Trademark Muddu blog :)

bhargavi said...

awesome...though a non-gujarati, i've lived in guj forever..n this post is more than perfect...
nice blog btw

Dishpa said...

Touched on all the right ones.
But Gujjus rock and Ghatkopar is a cool place to live in :)

Bhavik Gandhi said...

This post is so overwhelmingit almost made me cry. I am a gujju in new york and missing my country so much. This is a little thought of mine. Enjoy!
you are a gujju if ...

you get limbu pani(lemon water\sharbat) as welcome drink.

you know what rotli nu shaak(cham cham) tastes like

you can have khichu as dinner

you only had farsaan(anything except rotli daal bhat shaak) as dinner all your life

you have chikki on sankranti

you eat various paaks in winter

you know what is the meaning of phrase "Methipaak khavo"
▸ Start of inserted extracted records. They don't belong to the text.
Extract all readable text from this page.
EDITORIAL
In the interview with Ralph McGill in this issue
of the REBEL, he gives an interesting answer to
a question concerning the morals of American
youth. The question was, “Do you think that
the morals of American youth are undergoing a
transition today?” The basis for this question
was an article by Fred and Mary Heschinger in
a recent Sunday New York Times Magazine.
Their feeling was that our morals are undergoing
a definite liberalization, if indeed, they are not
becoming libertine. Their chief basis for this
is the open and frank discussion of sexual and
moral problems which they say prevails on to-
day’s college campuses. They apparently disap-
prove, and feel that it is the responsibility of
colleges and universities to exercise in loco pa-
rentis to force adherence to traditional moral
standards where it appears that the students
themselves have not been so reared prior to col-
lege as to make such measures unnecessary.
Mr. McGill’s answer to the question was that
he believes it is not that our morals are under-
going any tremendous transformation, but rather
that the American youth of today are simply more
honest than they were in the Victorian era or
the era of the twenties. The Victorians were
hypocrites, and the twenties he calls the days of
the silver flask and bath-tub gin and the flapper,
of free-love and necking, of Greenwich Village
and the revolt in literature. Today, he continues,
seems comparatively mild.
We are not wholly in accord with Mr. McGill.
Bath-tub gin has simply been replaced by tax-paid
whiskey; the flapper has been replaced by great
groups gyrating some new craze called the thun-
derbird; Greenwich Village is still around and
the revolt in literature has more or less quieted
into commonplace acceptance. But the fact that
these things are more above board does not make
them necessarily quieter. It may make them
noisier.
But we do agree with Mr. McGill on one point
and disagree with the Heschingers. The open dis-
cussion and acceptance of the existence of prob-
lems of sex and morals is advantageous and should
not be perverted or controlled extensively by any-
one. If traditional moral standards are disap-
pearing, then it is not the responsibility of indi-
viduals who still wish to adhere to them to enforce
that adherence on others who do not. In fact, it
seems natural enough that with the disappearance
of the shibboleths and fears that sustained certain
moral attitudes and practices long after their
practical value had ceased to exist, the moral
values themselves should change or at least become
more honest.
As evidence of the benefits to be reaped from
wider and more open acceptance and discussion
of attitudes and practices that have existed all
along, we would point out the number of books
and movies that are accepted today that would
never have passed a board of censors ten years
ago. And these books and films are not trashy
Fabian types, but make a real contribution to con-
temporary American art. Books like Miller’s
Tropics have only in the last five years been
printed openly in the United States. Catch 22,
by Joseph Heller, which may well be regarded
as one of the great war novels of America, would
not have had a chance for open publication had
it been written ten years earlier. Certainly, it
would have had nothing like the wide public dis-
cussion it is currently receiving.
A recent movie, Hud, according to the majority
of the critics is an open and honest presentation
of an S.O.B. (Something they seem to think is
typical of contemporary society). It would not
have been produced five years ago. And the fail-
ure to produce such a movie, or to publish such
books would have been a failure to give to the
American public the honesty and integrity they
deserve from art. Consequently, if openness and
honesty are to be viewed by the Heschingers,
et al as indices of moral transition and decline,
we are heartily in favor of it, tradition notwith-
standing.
you invest your extra money in stocks and hope that will make you rich

you can never find a good looking gujju girl in social functions and even if you do you cannot admit she is beautiful

you wonder when your elders eat paan and tambakhu(tobacco) so much

you renounce all the gujarati films

you have never heard of any gujarati writer except zaverchand meghani

you can always get into any of the wholesale markets especially diamond market if nothing works out.

you think and have been taught having your own business, no matter how small it is, is prestigious. (This is changing though)

I'll add more latter
Waiting for your comments

Anonymous said...

I love Gujjus. Especially the New Jersey kind. Sigh :)

Anaggh A. Desai said...


Thanks to all the stereotypes put together by you in one post, there was a fair amount of conversation, bad, good on twitter.

My apologies if this has caused you anguish or inconvenience. But Keep it flowing.

All the best.

Curlyconman said...

WHOA!!! 87'th comment. :D
Oye celebrity blogger, all the best for exams, do well, don't fret, ICAI will pass you.
I'd have posted this on FB.But your wall is always invisible to me.Don't know, what's wrong.
Anyway, best of luck.
May you survive till 12'th june. :-)

As for the post, it's kickass. :D

Simply Ridiculous said...

You forgot one thing.. Gujju's pronounce 'hall' as 'hole' and 'Coke' as 'kok'... :) That's because I am a Gujju :)

Pratz said...

comment no. 89

Pratz said...

...and this is comment no. 90...yay something ya....its being long...

Ankit Doshi said...

awesome post :)

you should put some gujju abuse too....

for e.g. " ghel ghagrinaa"

saav (the desis say it 'haav')ghogha jeo chhe"

hemal.. said...

absolutely.. hillllaaariouss..hahahaha..
and going on thru these posts.. just came across Nirav Thaker's.. post...
i guess u absolutely ri8...
newayss... had a gud time reading it...

Anonymous said...

really nice one yaar... :)

waise m marwari and not gujju but will agree with most of the things... :)


Shaheen said...

Hahaha this is too cool! Gujjuness growns on you when you're in NM. So glad my sis(Azmeen) told me about your blog!

me:) said...

hahaha..thank u for this one...
i can add one more...

'if u read this stuff and suddenly feel proud'..u r definately a gujju:)

BeerBarrel said...
This comment has been removed by the author.
gilialcells said...

Gujaratis are decent, business-minded people; they have populated business world in all countries; they have a very decent culture. As a Punjabi, I am proud of India and Pakistan havin Gujaratis!!!!!

korak datta said...

As a outsider living in gujarat, have seen/heard it all - in your post and the comments.. hilarious...

Michaelwgfa said...

A 'You know you are _____' post after long :D Bahu saras :) (Correct?) Its very funny.. G-U-J-J-U! :p Chak de phatte!

Anonymous said...

Hey you forgot the ubitiquos -esh names for guys like kalpesh, dharmesh, rupesh, urmesh, etc.